Final pipeline: SFT-prime via Algorithm Distillation

  1. Stage 1 β€” Teacher rollouts. gpt-5.4 (Azure AI Foundry) plays 30+ episodes. Each step: <reasoning>...</reasoning> + S M W ACTION_NAME. ~$3 / 30 episodes.
  2. Stage 2 β€” SFT prime. Qwen 2.5-3B + Unsloth + LoRA r=16 fine-tuned on teacher trajectories. ~25 min on a10g-large, ~$2-3.
  3. Optional Stage 3 β€” GRPO refine. Only if SFT alone misses the bar (so far it doesn't).

See docs/results.md for headline numbers and README.md for the full pipeline + reproduce instructions.


Spend tracker

Stage Cost Outcome
Iters 1-2 (GRPO from scratch) ~$2 Mode collapses; grader-shape lessons
Iters 3-4 (round 2 fixes) ~$3.60 Inference happens but grader doesn't reward it
Iter 5 (smaller config) ~$2.50 Confirms low capacity makes things worse
Algorithm Distillation pipeline ~$5.50 Real result, real story
Total budget used ~$13.60 of $30

The 5 GRPO-from-scratch attempts weren't waste β€” they're what taught us the grader was the wrong shape. Without them we wouldn't have understood why naive RL was failing, and we'd have skipped straight to a less defensible fix.


What we'll write up

The story of this submission is the pivot, not the iteration count. Five rounds of GRPO patches couldn't beat heuristic because the grader didn't measure inference. Reading the model's reasoning surfaced the mismatch. Fixing the grader and switching to Algorithm Distillation got us a real result.

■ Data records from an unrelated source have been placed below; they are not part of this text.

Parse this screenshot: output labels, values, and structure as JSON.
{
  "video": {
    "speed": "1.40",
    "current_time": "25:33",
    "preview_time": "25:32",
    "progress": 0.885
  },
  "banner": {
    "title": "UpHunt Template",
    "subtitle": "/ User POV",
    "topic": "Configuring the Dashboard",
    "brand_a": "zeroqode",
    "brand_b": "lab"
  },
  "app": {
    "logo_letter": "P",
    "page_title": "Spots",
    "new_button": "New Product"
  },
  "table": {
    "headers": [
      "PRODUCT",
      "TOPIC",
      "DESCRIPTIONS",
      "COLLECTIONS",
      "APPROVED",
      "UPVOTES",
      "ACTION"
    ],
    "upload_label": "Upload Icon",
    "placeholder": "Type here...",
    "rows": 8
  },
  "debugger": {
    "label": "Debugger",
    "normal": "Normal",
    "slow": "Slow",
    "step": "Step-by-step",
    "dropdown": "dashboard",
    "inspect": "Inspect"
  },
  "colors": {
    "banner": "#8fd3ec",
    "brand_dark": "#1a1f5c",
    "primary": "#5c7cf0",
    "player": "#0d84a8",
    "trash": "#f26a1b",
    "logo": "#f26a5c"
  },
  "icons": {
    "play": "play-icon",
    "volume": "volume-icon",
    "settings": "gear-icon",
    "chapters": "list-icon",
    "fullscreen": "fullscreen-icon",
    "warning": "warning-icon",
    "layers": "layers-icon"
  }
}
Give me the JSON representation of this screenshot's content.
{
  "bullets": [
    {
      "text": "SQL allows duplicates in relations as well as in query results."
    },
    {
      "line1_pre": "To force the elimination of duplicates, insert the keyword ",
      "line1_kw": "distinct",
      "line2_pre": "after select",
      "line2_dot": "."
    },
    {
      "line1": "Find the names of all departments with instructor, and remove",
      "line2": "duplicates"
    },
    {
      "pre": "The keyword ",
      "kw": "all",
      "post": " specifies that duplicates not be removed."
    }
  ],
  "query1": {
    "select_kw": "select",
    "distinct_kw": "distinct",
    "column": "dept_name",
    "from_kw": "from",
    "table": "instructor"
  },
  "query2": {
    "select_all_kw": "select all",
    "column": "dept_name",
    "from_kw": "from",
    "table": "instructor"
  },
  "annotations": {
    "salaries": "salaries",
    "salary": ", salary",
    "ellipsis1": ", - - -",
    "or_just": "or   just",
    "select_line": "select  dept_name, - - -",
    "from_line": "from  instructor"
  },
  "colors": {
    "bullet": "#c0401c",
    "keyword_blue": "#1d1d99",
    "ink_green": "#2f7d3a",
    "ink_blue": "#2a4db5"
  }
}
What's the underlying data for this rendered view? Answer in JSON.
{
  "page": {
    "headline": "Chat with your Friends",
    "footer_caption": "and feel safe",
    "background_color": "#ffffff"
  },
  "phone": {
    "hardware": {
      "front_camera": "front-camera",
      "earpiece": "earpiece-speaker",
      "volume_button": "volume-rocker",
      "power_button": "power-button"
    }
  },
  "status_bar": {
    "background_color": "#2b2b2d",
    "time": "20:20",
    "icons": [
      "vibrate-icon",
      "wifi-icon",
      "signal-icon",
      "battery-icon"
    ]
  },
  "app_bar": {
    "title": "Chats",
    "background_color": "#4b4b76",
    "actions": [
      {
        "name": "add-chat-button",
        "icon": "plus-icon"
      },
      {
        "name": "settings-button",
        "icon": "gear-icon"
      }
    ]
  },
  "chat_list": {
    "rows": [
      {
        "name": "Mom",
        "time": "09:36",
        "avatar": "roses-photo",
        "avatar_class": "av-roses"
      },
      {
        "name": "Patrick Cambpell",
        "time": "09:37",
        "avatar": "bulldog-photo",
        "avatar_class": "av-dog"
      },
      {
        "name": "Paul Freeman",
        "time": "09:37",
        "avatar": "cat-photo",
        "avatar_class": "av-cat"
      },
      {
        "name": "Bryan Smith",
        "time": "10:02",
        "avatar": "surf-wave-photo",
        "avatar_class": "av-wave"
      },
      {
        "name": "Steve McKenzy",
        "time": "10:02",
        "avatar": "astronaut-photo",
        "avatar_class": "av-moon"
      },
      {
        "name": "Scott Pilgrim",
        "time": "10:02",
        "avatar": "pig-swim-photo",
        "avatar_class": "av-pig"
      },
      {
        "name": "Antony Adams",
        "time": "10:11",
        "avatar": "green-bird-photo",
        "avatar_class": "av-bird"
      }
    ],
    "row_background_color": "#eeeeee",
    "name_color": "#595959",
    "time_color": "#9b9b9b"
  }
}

The journey is the writeup.

OpenEnv Rubric system (refactor complete, post-deadline)

Originally we ran with a custom _grade_episode and an honest acknowledged gap. After the submission deadline we returned and did the proper refactor (see server/rubrics.py):

  • 6 Rubric subclasses, one per scored axis (CrashFreeRubric, ProgressRubric, ConnectionRubric, AdaptationRubric, EfficiencyRubric, BeliefAccuracyRubric)
  • Composed via openenv.core.rubrics.WeightedSum with weights summing to 1.0 (matching the original 0.15 / 0.20 / 0.10 / 0.25 / 0.10 / 0.20)
  • _grade_episode now delegates to make_grade_rubric(self)(None, None)

Each sub-rubric reads aggregated episode-end env state via a reference held in __init__ β€” the recommended pattern from RFC 004 for trajectory-summary scoring on top of the per-(action, observation) Rubric ABC.

Two new tests in tests/test_rhythm_env.py verify that the grader literally uses WeightedSum and that the 6 child rubrics are present with the expected names (not just functionally equivalent β€” actually using the framework primitive). All 52 tests pass.